About being alone

For over a year now, I have been managing the public relations of the three ocean research projects CUSCO, EVAR and REEBUS. A lot has happened since then – Corona, lockdown, (temporary) home office. But now something new has happened that I didn’t expect.
I am alone. Alone in the office, alone in the hallway, alone in the department. The reason for this is that most of my colleagues have traveled to Gran Canaria. To the next mesocosm experiment of the OceanNETs project. And all of a sudden I am less among people at work than I have been in lockdown.

I don’t begrudge them that. A little bit of sun is certainly a nice thing now. Here in Germany, autumn is already greeting us. What I didn’t expect was how much being alone at work would keep me busy. The first half hour was great – peace at last. After that, it got boring.

There’s plenty to do. More than enough, in fact. But something is missing. I don’t know if it’s the short morning greetings or the background noise in the hallway. Maybe it’s the little anecdotes of the scientists or being able to ask my colleague questions at any time when I’m stuck and to discuss new theses with him.

Most people I know can’t work well in multioccupied offices. Noise distracts them. I find silence distracting. I chose a job in public relations because I like to be around people. After work, I appreciate quiet as well, but during the day, I love talking to people and about them. What’s on their mind. Who they are. What they do and why. A communications job without people is like fish without water. Still existing, but not good for much longer.

However, I believe that working as a scientist can feel alone, perhaps even lonely, much more often and for longer. What I experience, only for about two months, others experience over most of their scientific careers.
Perhaps less so in ocean sciences than elsewhere. Field experiments and shipboard excursions weld people together. By necessity, one is on the road together with a team for months at a time. But science usually consists of your own experiments, laboratory work and the tedious writing of publications. And the ocean scientists are not always on the move or among people. At some point, the results have to be evaluated and published.

Being alone as an asset vs. being alone as a fault indicator

Being alone doesn’t necessarily have anything to do with the number of people around you. In science, you are quickly left to your own devices. During the bachelor’s thesis, someone usually helps you. If it goes well, later on, too. But it doesn’t always go well. The dependency relationships in which you find yourself as a young scientist can also give you the feeling of being alone. Alone with everything. Even with all the problems.

For those who long for peace and quiet in the office, being alone is a benefit. In the system of science, the feeling of being alone can be the fault indicator for something bigger. For something systemic that hangs. And since the structure is distinctly hierarchical, and there is also no complaint management or alternatives to change, those who are alone here can really only help themselves. Networking via the Internet can at least provide moral support in such situations.

Help yourself, then – the newly founded team will help you

One of the few colleagues from the ocean projects who stayed with me at GEOMAR confirms many of my impressions: Science is a tough field that can feel quite lonely – though that is certainly true for many other jobs.

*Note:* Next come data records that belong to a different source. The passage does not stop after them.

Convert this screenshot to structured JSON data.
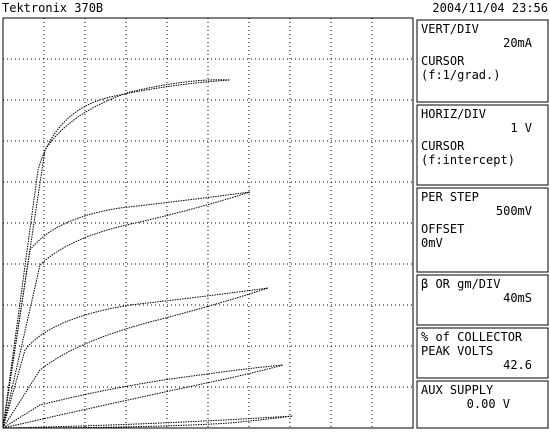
{
  "header": {
    "title": "Tektronix 370B",
    "timestamp": "2004/11/04 23:56"
  },
  "panels": [
    {
      "label": "VERT/DIV",
      "value": "20mA",
      "label2": "CURSOR",
      "value2": "(f:1/grad.)"
    },
    {
      "label": "HORIZ/DIV",
      "value": "1 V",
      "label2": "CURSOR",
      "value2": "(f:intercept)"
    },
    {
      "label": "PER STEP",
      "value": "500mV",
      "label2": "OFFSET",
      "value2": "0mV"
    },
    {
      "label": "β OR gm/DIV",
      "value": "40mS"
    },
    {
      "label": "% of COLLECTOR",
      "label2": "PEAK VOLTS",
      "value": "42.6"
    },
    {
      "label": "AUX SUPPLY",
      "value": "0.00 V"
    }
  ]
}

Her solution to the problem, when it affected herself, was to organize regular meetings (the DokTeam and the Postdoc Team) together with other colleagues who were doing their PhDs or were in the postdoc period. To counteract being alone. To have someone for professional and emotional exchange. To simply be allowed to have a good or bad time in science without judgment.

I only have two months to bridge until it gets noisy again in the department. Others can’t choose and have to push through being alone for a long time. I have a lot of respect for that.
As a small solution for the moments when I would like to have my colleague back in the office, I now simply write any question I would ask him if he were there on a memo note and stick it on his computer screen. Right on top of the screen. Just so he’ll realize how much I’ve missed our exchange together when he gets back.


Author: Ann Kristin Montano

Former scientist who worked long enough in other fields to build up stereotypes about scientists. Now likes to work among scientists to break down the stereotypes. Fears that the return to noisy normality in two months will be much more difficult than now the transition to calm.